Viticcio Morellino di Scansano 2017 ★★★½+  $18.95 (Vintages)

Morellino is a typical Tuscan wine in that it’s based on Sangiovese, but this one has Cabernet Sauvignon and Merlot blended in.  That makes for a red with ample blackberry, black cherry, stewed plum, cigar box, and smoke.   It’s a big wine with big tannins and plenty of acidity that would benefit from an hour or more in a decanter, which means you need food to tame it.  Perhaps it’s time for a steak on the BBQ now that the weather is improving?

Bouchard Aine & Fils Beaujolais Superieur 2020 ★★★½  $12.95 (LCBO)

The Beaujolais region in Southern Burgundy is planted almost exclusively with Gamay. That grape makes this a wonderfully fruity wine, with particularly juicy red berries, mixed with a little earth, floral, and spice. The lighter body, lower tannins, and high acidity allow it to break the red wine/white wine rules.  So, it complements poultry and rich seafood nicely. However, to experience a French style pairing, try it with baguette liberally daubed with Dijon mustard, ham, and slices of Brie heated until the cheese melts or your charcuterie and cheese board.


Villa Trasqua Chianti Classico 2017 ★★★½   $18.95 (Vintages)

Don’t let this Chianti’s paler colour put you off. Since it’s a 2017, it is developing notes of leather, dried cherry, and forest floor, but the fresh, bright red berry fruit and spice still shine through on the palate. It’s medium bodied with energizing acidity and moderate tannins that make it excellent with food. This Tuscan red would be a splendid complement to your lasagna, especially if you add a little Italian sausage. For my vegetarian followers, it would make an equally good pairing with mushroom lasagna.

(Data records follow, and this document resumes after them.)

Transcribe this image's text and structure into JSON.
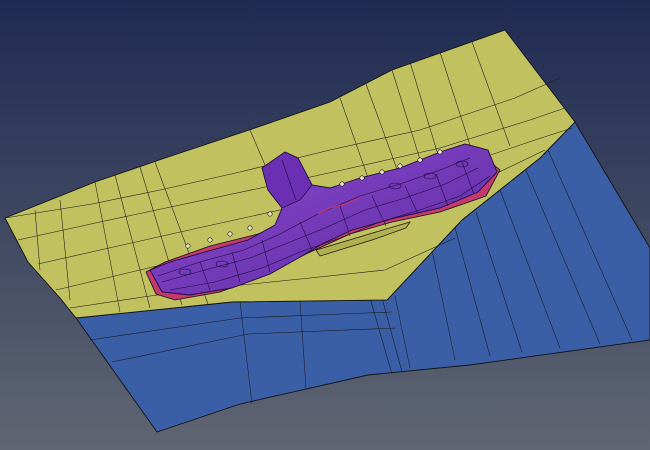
{
  "viewport": {
    "background_top": "#1f2a52",
    "background_bottom": "#606672"
  },
  "surfaces": {
    "binder": {
      "color": "#c1c160"
    },
    "blank_holder": {
      "color": "#3a5fa7"
    },
    "part": {
      "color": "#7a3cc0"
    },
    "flange": {
      "color": "#c23a6e"
    }
  }
}
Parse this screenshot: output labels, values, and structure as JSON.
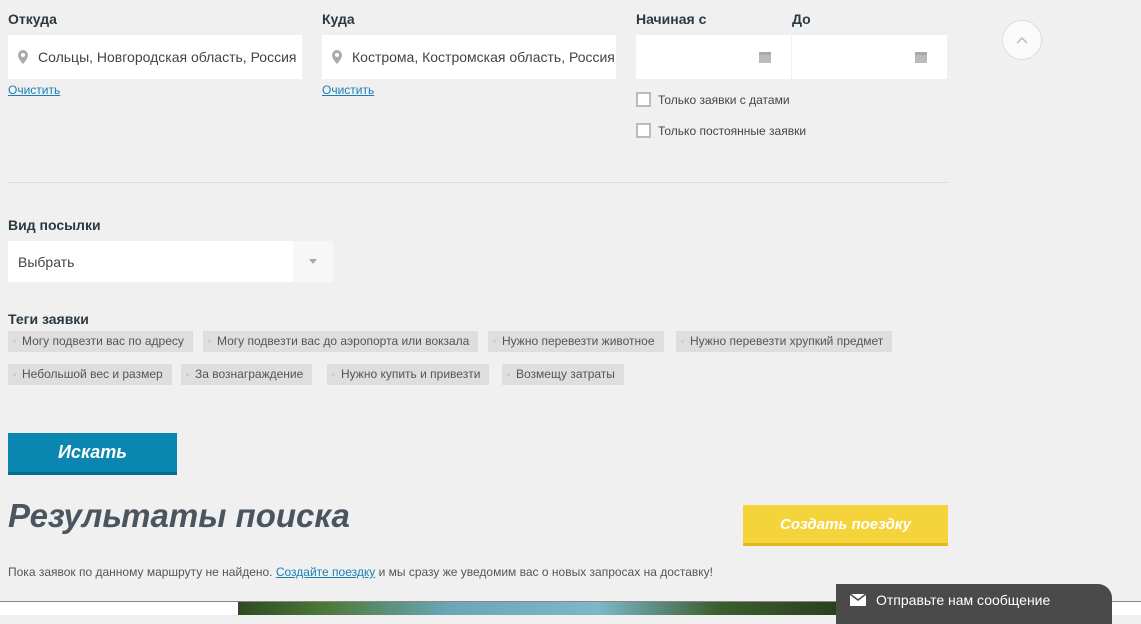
{
  "from": {
    "label": "Откуда",
    "value": "Сольцы, Новгородская область, Россия",
    "clear": "Очистить"
  },
  "to": {
    "label": "Куда",
    "value": "Кострома, Костромская область, Россия",
    "clear": "Очистить"
  },
  "date_from": {
    "label": "Начиная с",
    "value": ""
  },
  "date_to": {
    "label": "До",
    "value": ""
  },
  "checkboxes": [
    {
      "label": "Только заявки с датами",
      "checked": false
    },
    {
      "label": "Только постоянные заявки",
      "checked": false
    }
  ],
  "parcel": {
    "label": "Вид посылки",
    "value": "Выбрать"
  },
  "tags": {
    "label": "Теги заявки",
    "items": [
      "Могу подвезти вас по адресу",
      "Могу подвезти вас до аэропорта или вокзала",
      "Нужно перевезти животное",
      "Нужно перевезти хрупкий предмет",
      "Небольшой вес и размер",
      "За вознаграждение",
      "Нужно купить и привезти",
      "Возмещу затраты"
    ]
  },
  "search_button": "Искать",
  "results": {
    "title": "Результаты поиска",
    "create_button": "Создать поездку",
    "message_before": "Пока заявок по данному маршруту не найдено. ",
    "message_link": "Создайте поездку",
    "message_after": " и мы сразу же уведомим вас о новых запросах на доставку!"
  },
  "feedback": {
    "label": "Отправьте нам сообщение"
  },
  "colors": {
    "primary": "#0a86b0",
    "accent": "#f5d33a",
    "bg": "#f0f0f0"
  }
}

Luis Cañas Crianza 2017 ★★★★+   $19.95 (Vintages)

This is probably the best wine tasted this month.  It’s an intensely flavoured Rioja aged for a minimum of 12 months in American oak barrels, as is customary in the region.  Agreeably dry and intensely black fruited with a supporting cast of vanilla, coconut, rosemary, white pepper, and smoke.  You can cellar this for another 3-4 years and it will continue to develop, but quite enjoyable now.  Delicious if paired with beef braised with red wine and tomato.


Quinta do Casal Monteiro Touriga Nacional/Merlot/Syrah 2019 ★★★½   $13.95 (Vintages)

Portugal continues to be a source of good quality wines that are great values.  The main grape in this blend, Touriga Nacional, is indigenous to Portugal.  As well, it’s the predominant grape used in making Port.  This full bodied effort has smooth tannins and radiates dark plum, blackberry, smoked meat, cedar, and tobacco.  Pork or beef roast would bring out its best.